Twitter IPO Means More Ads, Not That You’ll Notice

With Twitter finally announcing its public IPO last night, many users will be wondering how this development is going to affect them. While it’s unlikely to change anything about the way the site works, one thing would seem absolutely certain – and that’s that we’re going to be seeing a lot more ads popping up with its shareholders looking for a return on their investments.

The good news is that the ads are unlikely to be the kind of invasive spammy stuff that’s becoming a problem with the likes of Facebook and Google. Simply because, Twitter’s waited years for its IPO, until it knows that it’s got its advertising model just right.

We saw the clues earlier this year, when Twitter gave notice of its new advertising API back in February.

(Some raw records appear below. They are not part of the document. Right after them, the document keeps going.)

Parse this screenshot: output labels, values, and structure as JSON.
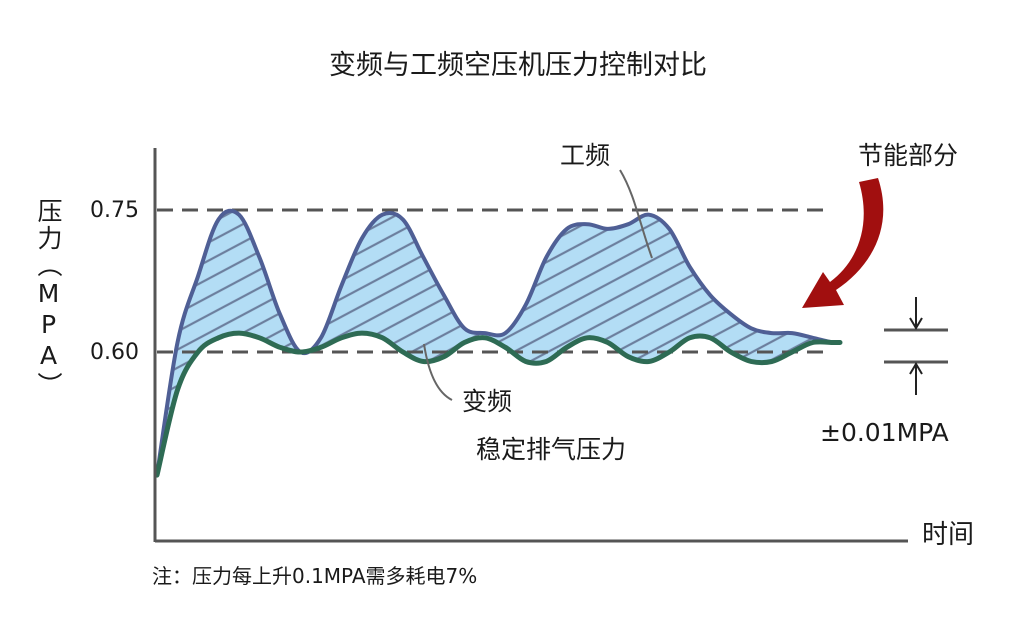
{
  "chart_data": {
    "type": "area",
    "title": "变频与工频空压机压力控制对比",
    "ylabel": "压力（MPA）",
    "xlabel": "时间",
    "yticks": [
      "0.75",
      "0.60"
    ],
    "ylim": [
      0.45,
      0.8
    ],
    "reference_lines": [
      0.75,
      0.6
    ],
    "series": [
      {
        "name": "工频",
        "x": [
          0,
          3,
          6,
          9,
          12,
          15,
          18,
          21,
          24,
          27,
          30,
          33,
          36,
          39,
          42,
          45,
          48,
          51,
          54,
          57,
          60,
          63,
          66,
          69,
          72,
          75,
          78,
          81,
          84,
          87,
          90,
          93,
          96,
          99,
          100
        ],
        "values": [
          0.47,
          0.61,
          0.68,
          0.74,
          0.745,
          0.7,
          0.64,
          0.6,
          0.615,
          0.67,
          0.72,
          0.745,
          0.74,
          0.7,
          0.66,
          0.625,
          0.62,
          0.62,
          0.65,
          0.7,
          0.73,
          0.735,
          0.73,
          0.735,
          0.745,
          0.73,
          0.69,
          0.66,
          0.64,
          0.625,
          0.62,
          0.62,
          0.615,
          0.61,
          0.61
        ]
      },
      {
        "name": "变频",
        "x": [
          0,
          3,
          6,
          9,
          12,
          15,
          18,
          21,
          24,
          27,
          30,
          33,
          36,
          39,
          42,
          45,
          48,
          51,
          54,
          57,
          60,
          63,
          66,
          69,
          72,
          75,
          78,
          81,
          84,
          87,
          90,
          93,
          96,
          99,
          100
        ],
        "values": [
          0.47,
          0.56,
          0.6,
          0.615,
          0.62,
          0.615,
          0.605,
          0.6,
          0.605,
          0.615,
          0.62,
          0.615,
          0.6,
          0.59,
          0.595,
          0.61,
          0.615,
          0.605,
          0.59,
          0.59,
          0.605,
          0.615,
          0.61,
          0.595,
          0.59,
          0.6,
          0.615,
          0.615,
          0.6,
          0.59,
          0.59,
          0.6,
          0.61,
          0.61,
          0.61
        ]
      }
    ],
    "annotations": {
      "saving": "节能部分",
      "stable_line1": "稳定排气压力",
      "tolerance": "±0.01MPA"
    },
    "note": "注：压力每上升0.1MPA需多耗电7%"
  },
  "colors": {
    "fill": "#b3ddf5",
    "hatch": "#6c7f9e",
    "line_gongpin": "#4f5f95",
    "line_bianpin": "#2e6b54",
    "dashed": "#555555",
    "arrow": "#a10f0f",
    "axis": "#555555"
  }
}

Alongside the basic hashtags and promoted tweets, this gave advertisers new tools that allows them to create and deploy ads faster across a range of Twitter applications. This was quickly followed by the release of something Twitter calls “keyword targeting in timelines” last March, which allows advertisers to buy ads related to topics that users are interested in. Finally, Twitter introduced a way to sync tweets with TV ads.

These are the three main components of Twitter’s main offering, the one that it will use to try and woo investors for its IPO. Twitter is going to sell itself as the platform where people come to talk about news, sports, TV, music and anything else, as it happens. Twitter’s ad products have been designed so that they can be used to take advantage of real-time events, as they break. These ads can scale as opportunities do, giving advertisers a way to monetize rising trends on the web.

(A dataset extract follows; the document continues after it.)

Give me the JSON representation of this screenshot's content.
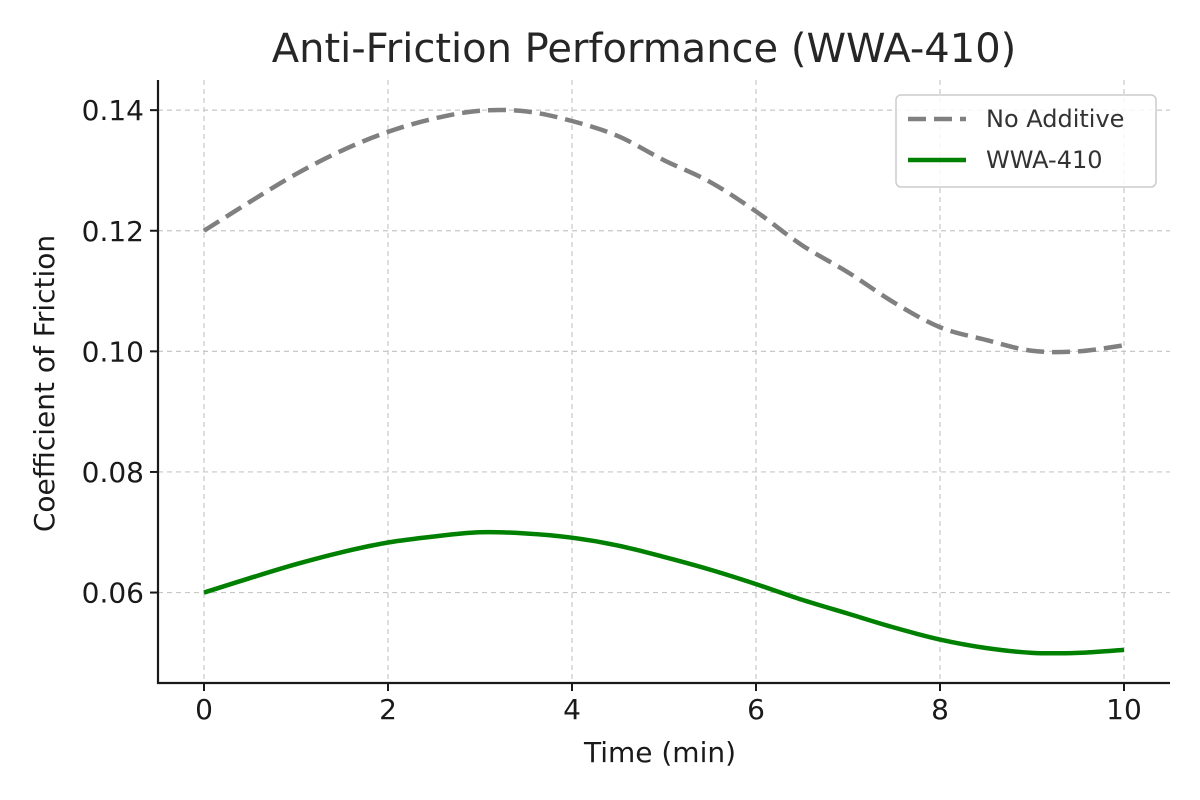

The signs are that people are buying into the idea. When Apple unveiled its new iPhones on Tuesday, just about every major carrier and numerous rival phone makers purchased Twitter ads, either to bask in its glory or to try and steal a little of the limelight.

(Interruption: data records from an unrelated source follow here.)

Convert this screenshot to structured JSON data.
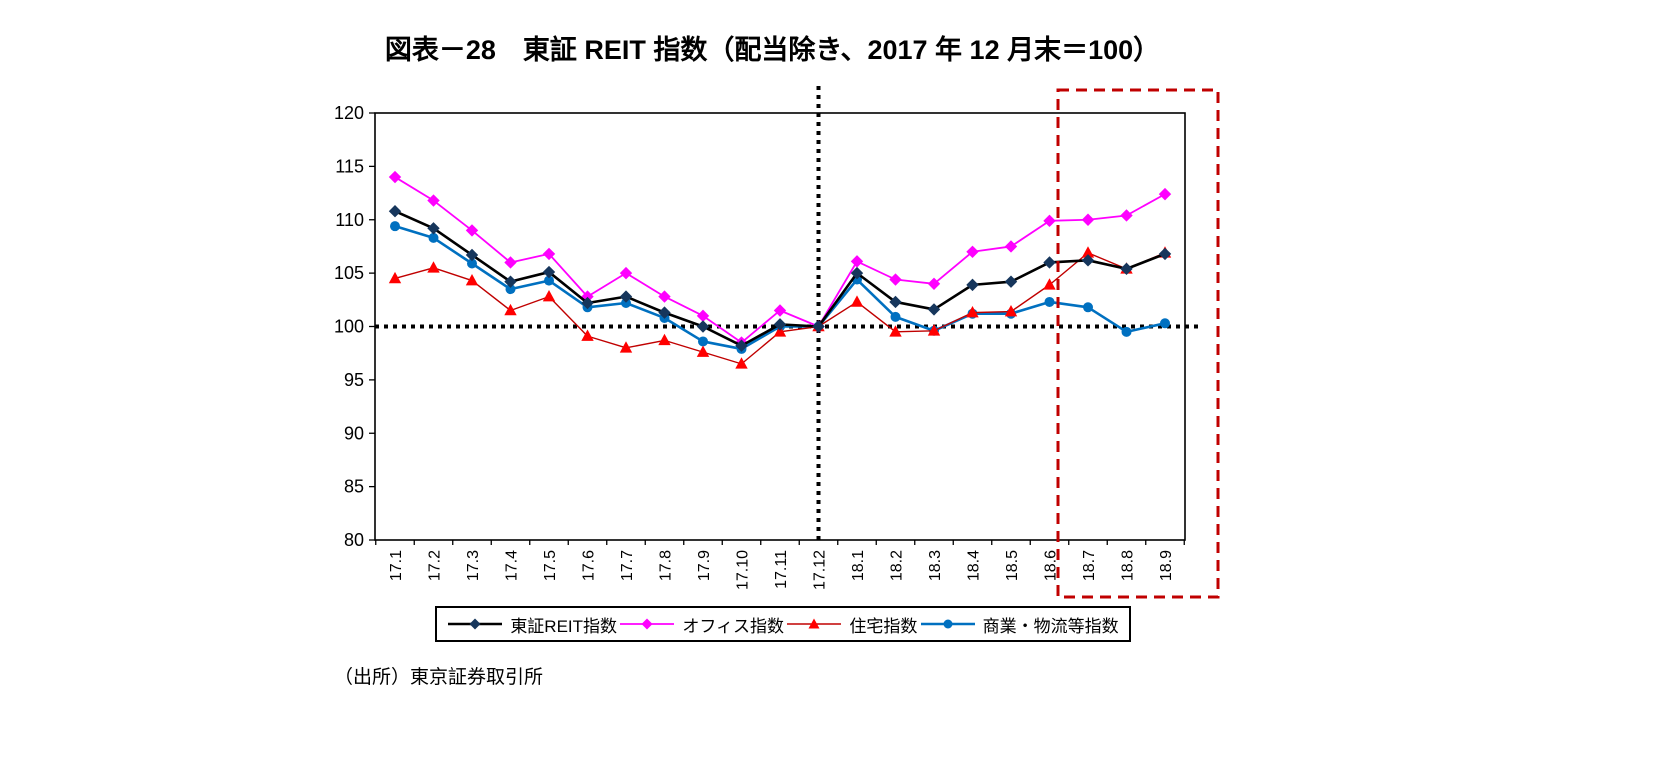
{
  "title": "図表－28　東証 REIT 指数（配当除き、2017 年 12 月末＝100）",
  "source": "（出所）東京証券取引所",
  "chart_data": {
    "type": "line",
    "title": "図表－28　東証 REIT 指数（配当除き、2017 年 12 月末＝100）",
    "xlabel": "",
    "ylabel": "",
    "ylim": [
      80,
      120
    ],
    "yticks": [
      80,
      85,
      90,
      95,
      100,
      105,
      110,
      115,
      120
    ],
    "grid": false,
    "legend_position": "bottom",
    "categories": [
      "17.1",
      "17.2",
      "17.3",
      "17.4",
      "17.5",
      "17.6",
      "17.7",
      "17.8",
      "17.9",
      "17.10",
      "17.11",
      "17.12",
      "18.1",
      "18.2",
      "18.3",
      "18.4",
      "18.5",
      "18.6",
      "18.7",
      "18.8",
      "18.9"
    ],
    "series": [
      {
        "name": "東証REIT指数",
        "color": "#000000",
        "marker": "diamond",
        "marker_color": "#16365C",
        "values": [
          110.8,
          109.2,
          106.7,
          104.2,
          105.1,
          102.2,
          102.8,
          101.3,
          100.0,
          98.2,
          100.2,
          100.0,
          105.0,
          102.3,
          101.6,
          103.9,
          104.2,
          106.0,
          106.2,
          105.4,
          106.8
        ]
      },
      {
        "name": "オフィス指数",
        "color": "#FF00FF",
        "marker": "diamond",
        "marker_color": "#FF00FF",
        "values": [
          114.0,
          111.8,
          109.0,
          106.0,
          106.8,
          102.8,
          105.0,
          102.8,
          101.0,
          98.5,
          101.5,
          100.0,
          106.1,
          104.4,
          104.0,
          107.0,
          107.5,
          109.9,
          110.0,
          110.4,
          112.4
        ]
      },
      {
        "name": "住宅指数",
        "color": "#C00000",
        "marker": "triangle",
        "marker_color": "#FF0000",
        "values": [
          104.5,
          105.5,
          104.3,
          101.5,
          102.8,
          99.1,
          98.0,
          98.7,
          97.6,
          96.5,
          99.5,
          100.0,
          102.3,
          99.5,
          99.6,
          101.3,
          101.4,
          103.9,
          106.9,
          105.4,
          106.9
        ]
      },
      {
        "name": "商業・物流等指数",
        "color": "#0070C0",
        "marker": "circle",
        "marker_color": "#0070C0",
        "values": [
          109.4,
          108.3,
          105.9,
          103.5,
          104.3,
          101.8,
          102.2,
          100.8,
          98.6,
          97.9,
          100.0,
          100.0,
          104.4,
          100.9,
          99.6,
          101.2,
          101.2,
          102.3,
          101.8,
          99.5,
          100.3
        ]
      }
    ],
    "annotations": {
      "h_dotted_line_y": 100,
      "v_dotted_line_category": "17.12",
      "highlight_box": {
        "from_category": "18.7",
        "to_category": "18.9",
        "color": "#C00000",
        "style": "dashed"
      }
    }
  }
}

Twitter’s plan also has its rivals worried. Not so long ago, Facebook began a rather pitiful attempt to try and convince the public and advertisers that it was the real platform for real-time news on the web – but of course we all know this is a complete lie. A quick look at my own Facebook wall for example, reveals the usual selection of food pics and amusing links, a few personal updates, and bugger all about Twitter’s IPO or anything that’s actually newsworthy.

As SiliconANGLE’s Kyt Dotson wrote in his analysis of Twitter’s IPO yesterday,

“Twitter is what (SiliconANGLE founder) John Furrier calls a crowd-related, signaling communications utility fabric and because of these first forays into putting user experience first, Twitter has become a staple of the consumer-connected web. Also as a result, businesses who do not use Twitter almost automatically lose out on giant portions of their audience.”

In other words, Twitter is the one genuine home of the real-time web – its the best way to buy ads and push them as events happen in the real world, and can be used to monetize virtually any and all buzz activity that’s doing the rounds on the interwebs. Twitter gives advertisers a way to push their ads into things as they happen – as opposed to Google’s and Facebook’s model of placing them alongside content, people and places.

In his post yesterday, Dotson was quick to point out that Twitter isn’t grotesquely monetizing, but it does rely heavily on its ability to provide and promote ads. It’s strategy for doing so appears to be sound, and all the evidence suggests that it’s going to work. If it does, we won’t see too many changes – maybe a few cosmetic ones, as the New Yorker’s Matt Buchanan points out, with maybe just a few more items being thrown into our feeds that we didn’t ask for, but even so they’ll be so familiar that few of us will notice them.